Goryeo crown princess (fl. 14th century)

Royal Consort Jeong of the Kaeseong Wang clan (1275–1345) was a Korean royal family member as the great-granddaughter of Duke Yangyang, while Princess Jeonghwa was her aunt. She also became a Korean royal consort as the 3rd wife of her fourth cousin once removed, King Chungseon of Goryeo.

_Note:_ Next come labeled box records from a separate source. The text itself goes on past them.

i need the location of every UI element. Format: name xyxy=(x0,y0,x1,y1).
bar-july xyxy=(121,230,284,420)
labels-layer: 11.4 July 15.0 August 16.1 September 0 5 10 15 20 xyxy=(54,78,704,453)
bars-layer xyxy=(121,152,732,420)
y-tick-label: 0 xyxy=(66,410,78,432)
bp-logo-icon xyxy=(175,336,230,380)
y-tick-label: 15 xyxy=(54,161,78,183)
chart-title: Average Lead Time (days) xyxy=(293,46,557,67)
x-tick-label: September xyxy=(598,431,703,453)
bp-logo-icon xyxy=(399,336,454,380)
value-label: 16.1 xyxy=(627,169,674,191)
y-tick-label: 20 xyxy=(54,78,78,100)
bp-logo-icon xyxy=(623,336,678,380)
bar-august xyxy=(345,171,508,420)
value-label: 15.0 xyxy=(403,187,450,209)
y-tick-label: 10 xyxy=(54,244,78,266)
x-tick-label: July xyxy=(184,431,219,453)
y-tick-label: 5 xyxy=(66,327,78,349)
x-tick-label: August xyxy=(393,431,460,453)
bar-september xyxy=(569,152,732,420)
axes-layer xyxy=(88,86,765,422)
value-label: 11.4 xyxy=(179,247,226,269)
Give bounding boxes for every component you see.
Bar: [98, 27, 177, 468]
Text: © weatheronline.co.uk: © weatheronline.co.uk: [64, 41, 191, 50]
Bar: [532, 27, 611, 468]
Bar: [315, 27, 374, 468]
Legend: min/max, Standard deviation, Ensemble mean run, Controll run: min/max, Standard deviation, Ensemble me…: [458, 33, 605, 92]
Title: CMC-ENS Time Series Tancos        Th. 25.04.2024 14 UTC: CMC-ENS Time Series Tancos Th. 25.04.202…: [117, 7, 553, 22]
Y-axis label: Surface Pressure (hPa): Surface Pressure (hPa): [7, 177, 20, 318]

In 1287, she was originally chosen as a tribute girl for the Yuan dynasty, but two years later, Wang Won performed the custom and she was appointed as his princess consort and received the title of Consort Jeong. In 1308, King Chungseon banned the same-clan marriage in his reinstatement letter and selected 15 families that could marry with the royal family. Meanwhile, she later died in 1345 (1st year reign of King Chungmok of Goryeo), but there were no records left about her tomb.

== Family ==
- Father - Wang Yeong, Marquess Seowon, Duke Yeongheon of Korea (서원후 한국영헌공 왕영; 1230–1291)

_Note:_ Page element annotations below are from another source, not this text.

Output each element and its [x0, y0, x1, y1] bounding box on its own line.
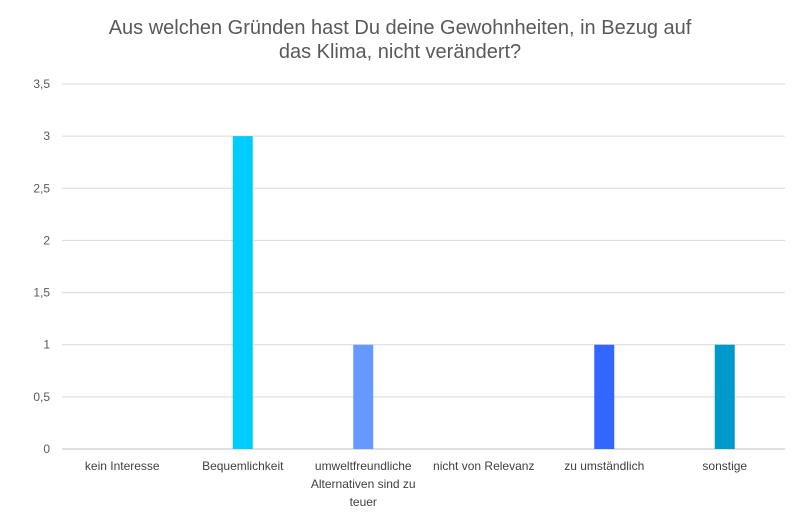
category-label: kein Interesse [85, 459, 160, 473]
category-label: umweltfreundliche [315, 459, 412, 473]
category-label: teuer [350, 495, 377, 509]
y-axis-tick-labels: 0 0,5 1 1,5 2 2,5 3 3,5 [33, 77, 50, 456]
y-tick-label: 0 [43, 442, 50, 456]
chart-title-line: Aus welchen Gründen hast Du deine Gewohn… [109, 17, 692, 39]
y-tick-label: 2,5 [33, 181, 50, 195]
y-tick-label: 0,5 [33, 390, 50, 404]
x-axis-category-labels: kein Interesse Bequemlichkeit umweltfreund… [85, 459, 748, 509]
y-tick-label: 3,5 [33, 77, 50, 91]
y-tick-label: 2 [43, 233, 50, 247]
bar [714, 344, 735, 449]
bar [594, 344, 615, 449]
gridlines [62, 83, 785, 450]
category-label: sonstige [702, 459, 747, 473]
bars [232, 136, 735, 449]
chart-title-line: das Klima, nicht verändert? [279, 41, 521, 63]
y-tick-label: 1 [43, 338, 50, 352]
bar [232, 136, 253, 449]
category-label: Bequemlichkeit [202, 459, 284, 473]
y-tick-label: 1,5 [33, 286, 50, 300]
category-label: nicht von Relevanz [433, 459, 534, 473]
y-tick-label: 3 [43, 129, 50, 143]
category-label: zu umständlich [564, 459, 644, 473]
bar [353, 344, 374, 449]
category-label: Alternativen sind zu [311, 477, 416, 491]
chart-title: Aus welchen Gründen hast Du deine Gewohn… [109, 17, 692, 63]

  - Grandfather - Wang In, Duke Sian (시안공 왕인; 1195–1275)
  - Grandmother - Lady Park (박씨, 朴氏; 1196–?)
  - Aunt - Princess Jeongsin of the Gaeseong Wang clan (정신부주 왕씨; 1236 – 4 May 1316)

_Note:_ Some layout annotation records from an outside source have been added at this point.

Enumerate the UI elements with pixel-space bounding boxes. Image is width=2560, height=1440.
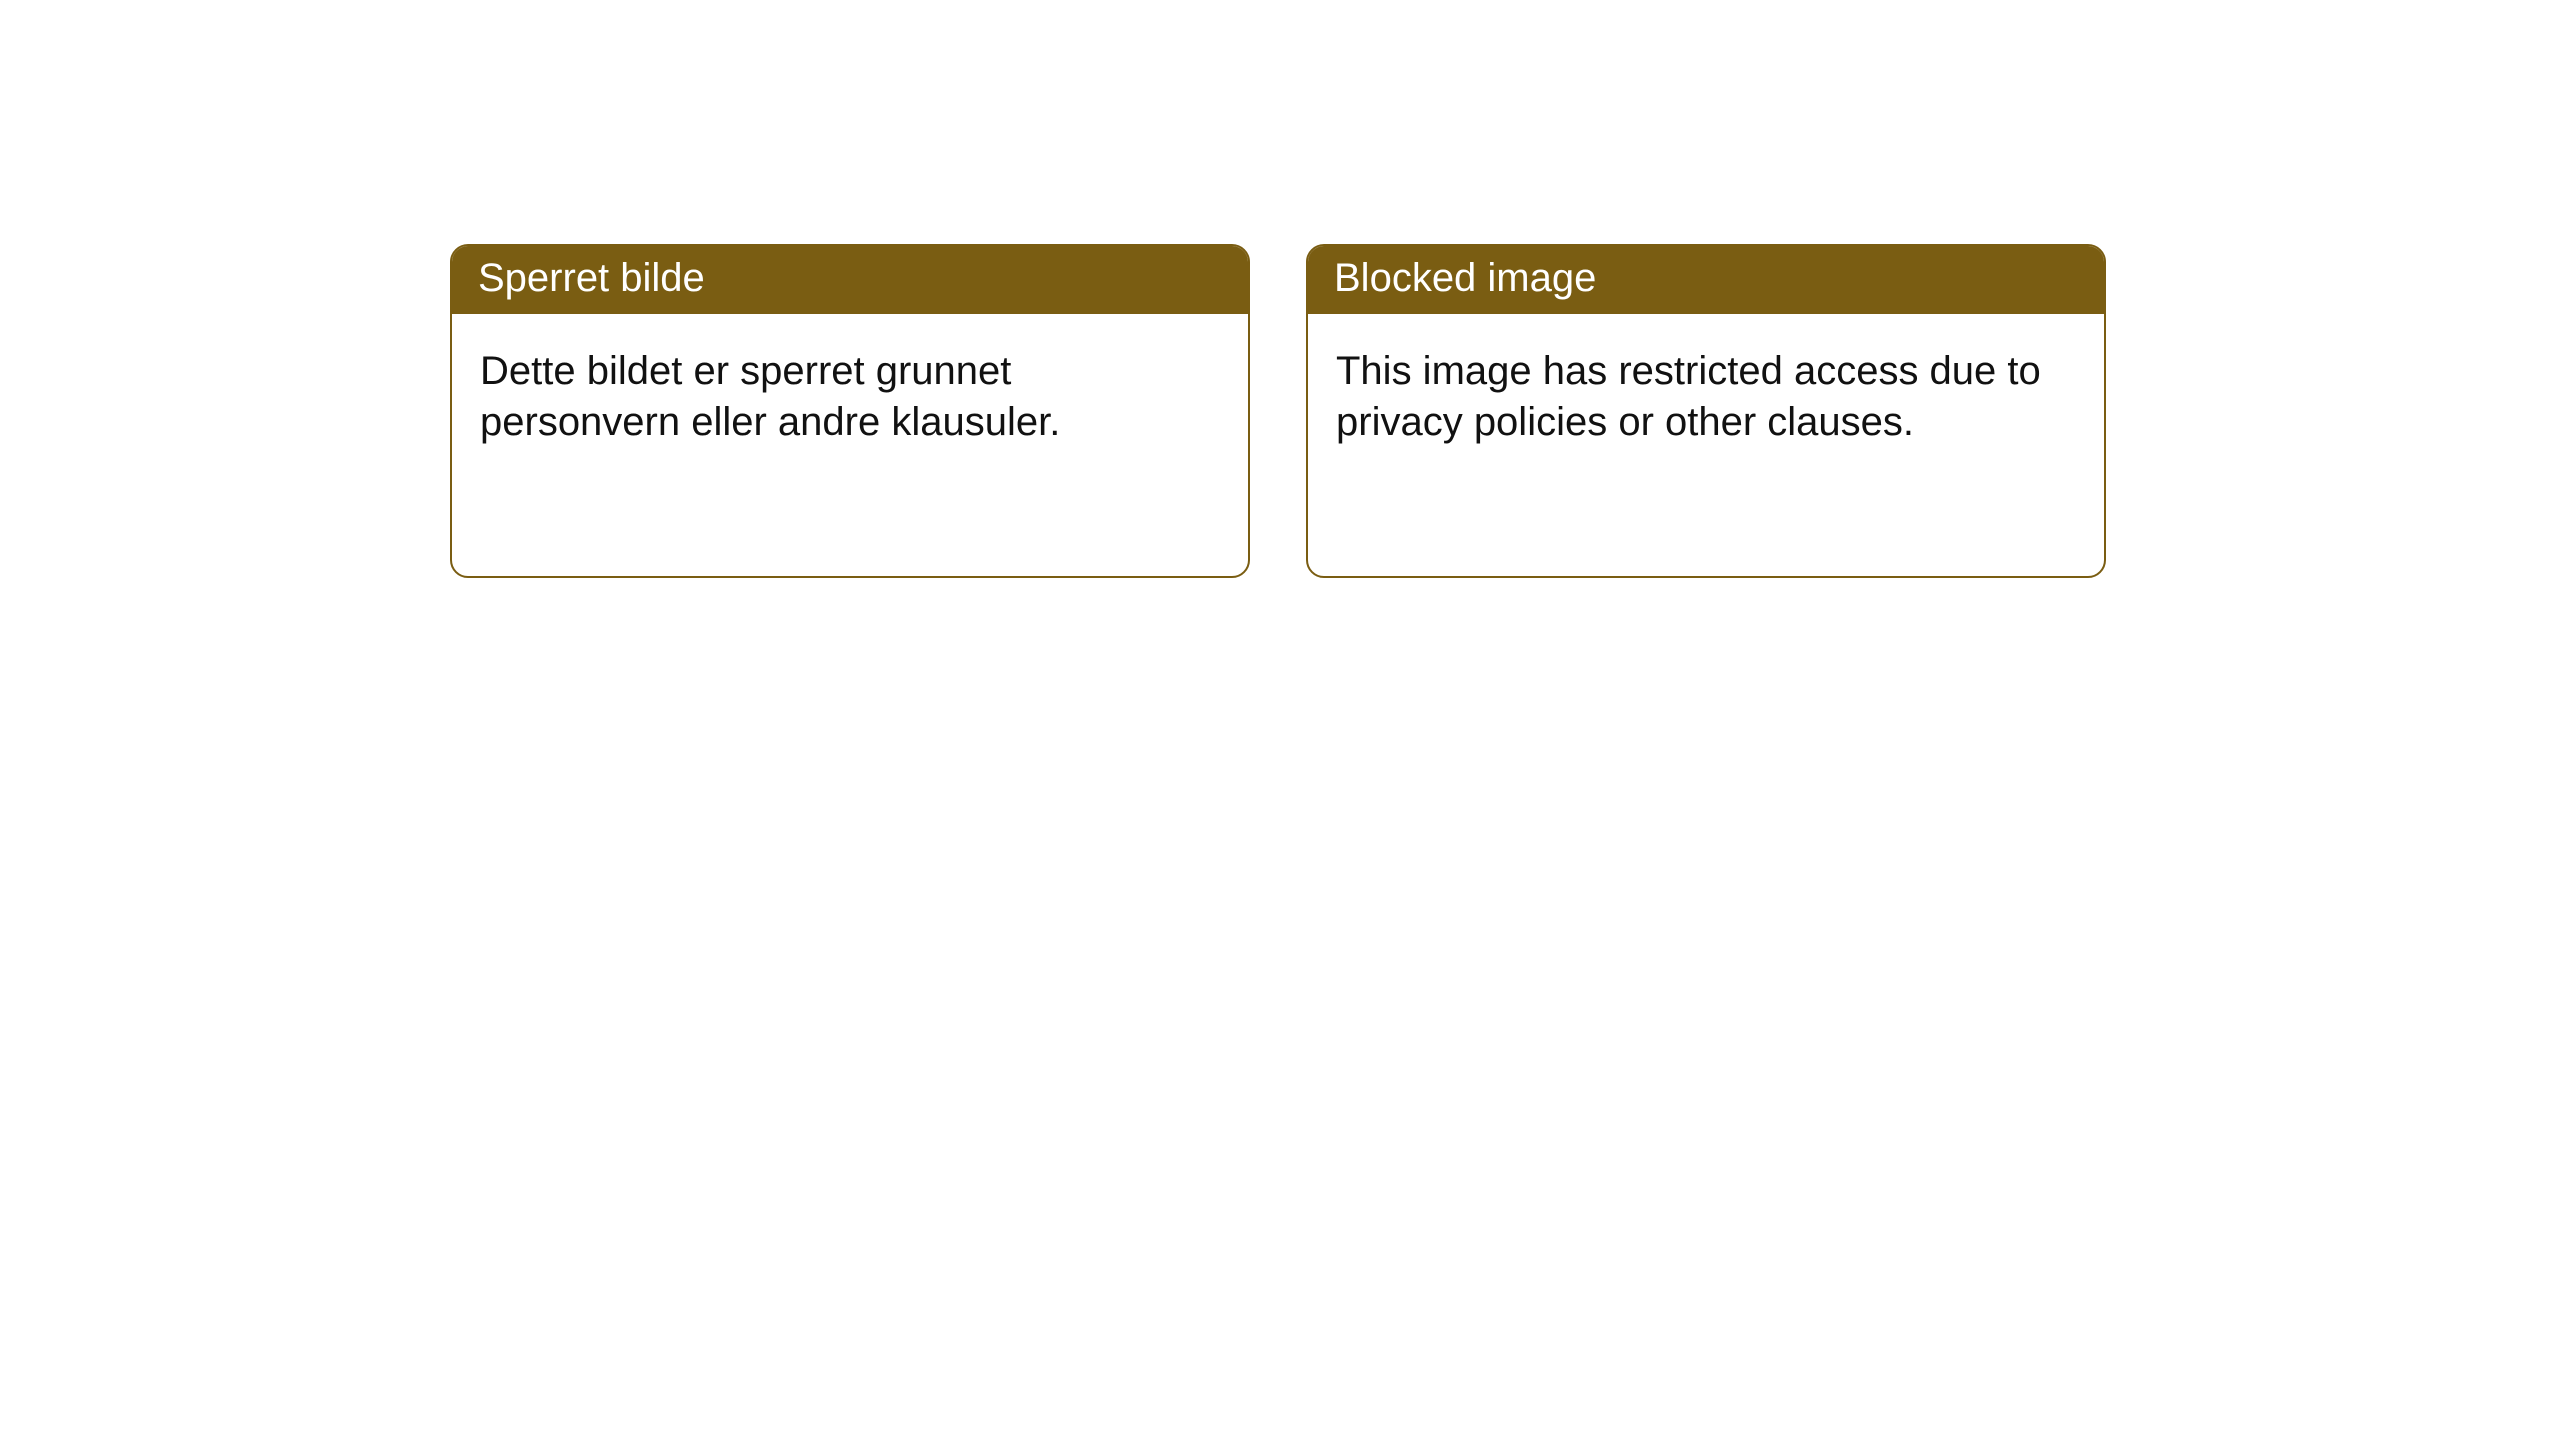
notice-box-norwegian: Sperret bilde Dette bildet er sperret gr… [450, 244, 1250, 578]
notice-header-english: Blocked image [1308, 246, 2104, 314]
notice-container: Sperret bilde Dette bildet er sperret gr… [450, 244, 2560, 578]
notice-body-norwegian: Dette bildet er sperret grunnet personve… [452, 314, 1248, 480]
notice-box-english: Blocked image This image has restricted … [1306, 244, 2106, 578]
notice-header-norwegian: Sperret bilde [452, 246, 1248, 314]
notice-body-english: This image has restricted access due to … [1308, 314, 2104, 480]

- Mother - Grand Lady of Byeon State, Consort Suan of the Hwangbo clan (변한국순안비 황보씨; 1232–?)
  - Grandfather - Lord Hwangbo (황보씨; 1206–?)
- Sibling(s)
  - Older brother - Wang Bun, Marquess Ikyang (익양후 왕분; 1263–?)
    - Sister-in-law - Grand Lady of Jin State, Consort Janggyeong of the Miryang Park clan (진한국장경비 밀양 박씨; 1265–?)
  - Older brother - Wang Jeon, Marquess Seoheung (서흥후 왕전; 1270–1307)
- Spouse - Wang Won, King Chungseon of Goryeo (고려 충선왕; 20 October 1275 – 23 June 1325) — No Issue.

==In popular culture==
- Portrayed by Park Hwan-hee in the 2017 MBC TV series The King in Love.